Freedom in the Imaginal Stream
Even in the harshest circumstances, imagination provides inner freedom. Prisoners have survived by building entire inner landscapes. Roberto Benigni’s film Life is Beautiful portrays a father who convinces his child that their time in a camp is part of a game. The outer world did not change, but the boy’s inner world did—and that was enough to protect him. Jung would say that this is imagination at its highest: a stream that connects us to archetypal life and gives us dignity even when the outer world strips it away. To live with imagination is to know that our story is part of a much older one. That knowledge is its own liberation.

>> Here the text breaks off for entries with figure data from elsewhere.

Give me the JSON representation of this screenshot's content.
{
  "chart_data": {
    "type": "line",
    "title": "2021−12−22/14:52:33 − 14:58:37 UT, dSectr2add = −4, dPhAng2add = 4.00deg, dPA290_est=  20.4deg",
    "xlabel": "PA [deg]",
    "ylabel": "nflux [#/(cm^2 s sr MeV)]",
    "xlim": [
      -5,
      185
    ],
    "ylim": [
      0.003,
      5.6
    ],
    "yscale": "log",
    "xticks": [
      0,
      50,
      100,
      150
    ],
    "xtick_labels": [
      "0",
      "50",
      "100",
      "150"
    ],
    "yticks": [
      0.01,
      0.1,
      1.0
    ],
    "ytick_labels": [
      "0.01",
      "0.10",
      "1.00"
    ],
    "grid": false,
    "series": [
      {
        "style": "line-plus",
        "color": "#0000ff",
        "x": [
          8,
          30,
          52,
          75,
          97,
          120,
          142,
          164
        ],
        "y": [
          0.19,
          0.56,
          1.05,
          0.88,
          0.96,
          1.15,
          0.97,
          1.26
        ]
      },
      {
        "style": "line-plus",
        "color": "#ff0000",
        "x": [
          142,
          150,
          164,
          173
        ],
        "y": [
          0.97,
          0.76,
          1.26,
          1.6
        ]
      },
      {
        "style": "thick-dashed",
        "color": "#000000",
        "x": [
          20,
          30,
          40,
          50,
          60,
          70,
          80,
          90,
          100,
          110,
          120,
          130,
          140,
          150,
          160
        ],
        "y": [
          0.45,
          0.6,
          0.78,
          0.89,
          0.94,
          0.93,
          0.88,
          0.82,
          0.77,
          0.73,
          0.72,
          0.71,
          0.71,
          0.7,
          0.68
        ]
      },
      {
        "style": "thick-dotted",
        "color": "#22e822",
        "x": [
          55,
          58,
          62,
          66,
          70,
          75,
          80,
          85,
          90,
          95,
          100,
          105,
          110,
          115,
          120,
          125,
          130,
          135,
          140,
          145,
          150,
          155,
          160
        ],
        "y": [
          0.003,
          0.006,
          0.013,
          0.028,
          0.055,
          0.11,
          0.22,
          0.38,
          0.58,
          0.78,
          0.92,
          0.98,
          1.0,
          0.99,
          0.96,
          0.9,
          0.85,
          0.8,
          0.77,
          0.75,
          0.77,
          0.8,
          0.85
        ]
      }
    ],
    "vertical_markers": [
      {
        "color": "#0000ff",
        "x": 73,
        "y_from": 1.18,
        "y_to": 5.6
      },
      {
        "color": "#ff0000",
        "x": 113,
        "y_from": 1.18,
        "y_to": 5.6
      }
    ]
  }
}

HERE’S THE DREAM WE ANALYZE:
It’s evening and I’m in a bar with high ceilings and glass walls. I’m here to meet a music lawyer named Sarah. She’s wearing a pink blouse and has long brown hair and glasses. We start on the top level of the bar on an outdoor balcony. I’m holding a black and white electric guitar. My usual guitar in real life is all white. I asked Sarah if she had heard this one, and then I proceeded to play one of my older songs that I don’t normally play. It feels a little risky. It’s an emotional song. In the lyrics, I’m metaphorically a bird soaring high, flying away to somewhere better. Happily, she likes it, as do the people on the patio. We go inside and descend to the main level. She tells me what we need to do to progress with my music career. It’s all very practical. She uses phrases like market exposure and has some gigs she’s going to set me up with. She is calm and friendly, and I innately trust her. She seems very well-connected and knowledgeable. Finally, we descend to the lowest level, which is underground. As we do, I ask her if she knows about my past. I describe the brief success I had when I was young. She listens, then says, Okay, and asks, ” Why were you successful then? Because you had a deal, the right market strategy, et cetera, and that’s what we’ll do now. Then I woke up.